According to their website, Anaconda is "the easiest way to perform Python/R data science and machine learning on a single machine." But that isn't really always the case. Most of the time, you can just stick everything on your machine into one environment (the default one, which you can just install Python directly on), and be fine.

Here are some of the pros and cons of using Anaconda, rather than just vanilla Python:

Pros and Cons of Anaconda
Pros Cons
  • Allows you to have multiple different environments that you can switch between
  • Comes with a lot of packages already installed
  • Large installation package (uses up a lot of space); you won't ever use more than a few of the packages installed with it
  • Anaconda Navigator is extremely slow
  • Causes confusion over which way to install packages (pip vs conda)
  • Causes confusion over which way to open Python (Anaconda prompt vs Anaconda Navigator > Anaconda prompt vs Command Prompt/Terminal)
  • Causes confusion over which way to open Jupyter Notebook (same as issue as with opening Python, except also includes possibility of opening from Start Menu)
  • Makes it hard to locate files in filesystem
  • More environments means that you need to update the same packages multiple times

As you can see, the advantage of having different environments for everything comes at a massive cost. This xkcd comic describes it well:

Installation

If you really have to, you can install Anaconda here: Anaconda website.

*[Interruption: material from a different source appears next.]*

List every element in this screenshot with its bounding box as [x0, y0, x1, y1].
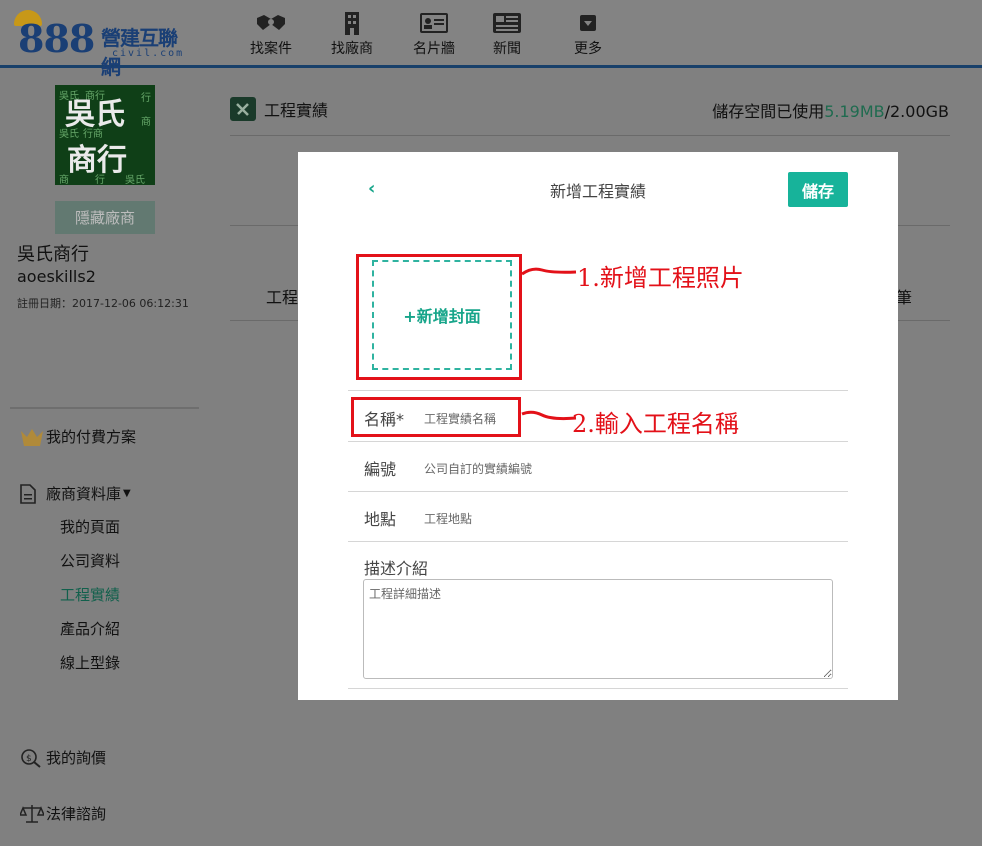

If you can get away with it, it's probably better to install Miniconda (a smaller version of Anaconda that only includes conda, Python, and some other useful packages): Miniconda website.

Usage

There are a lot of different ways to use Anaconda. A surefire way to do most things is to just open Anaconda Navigator and stumble around the GUI (Graphic User Interface) there, but Navigator can take a long time to open. If possible try not to use Anaconda.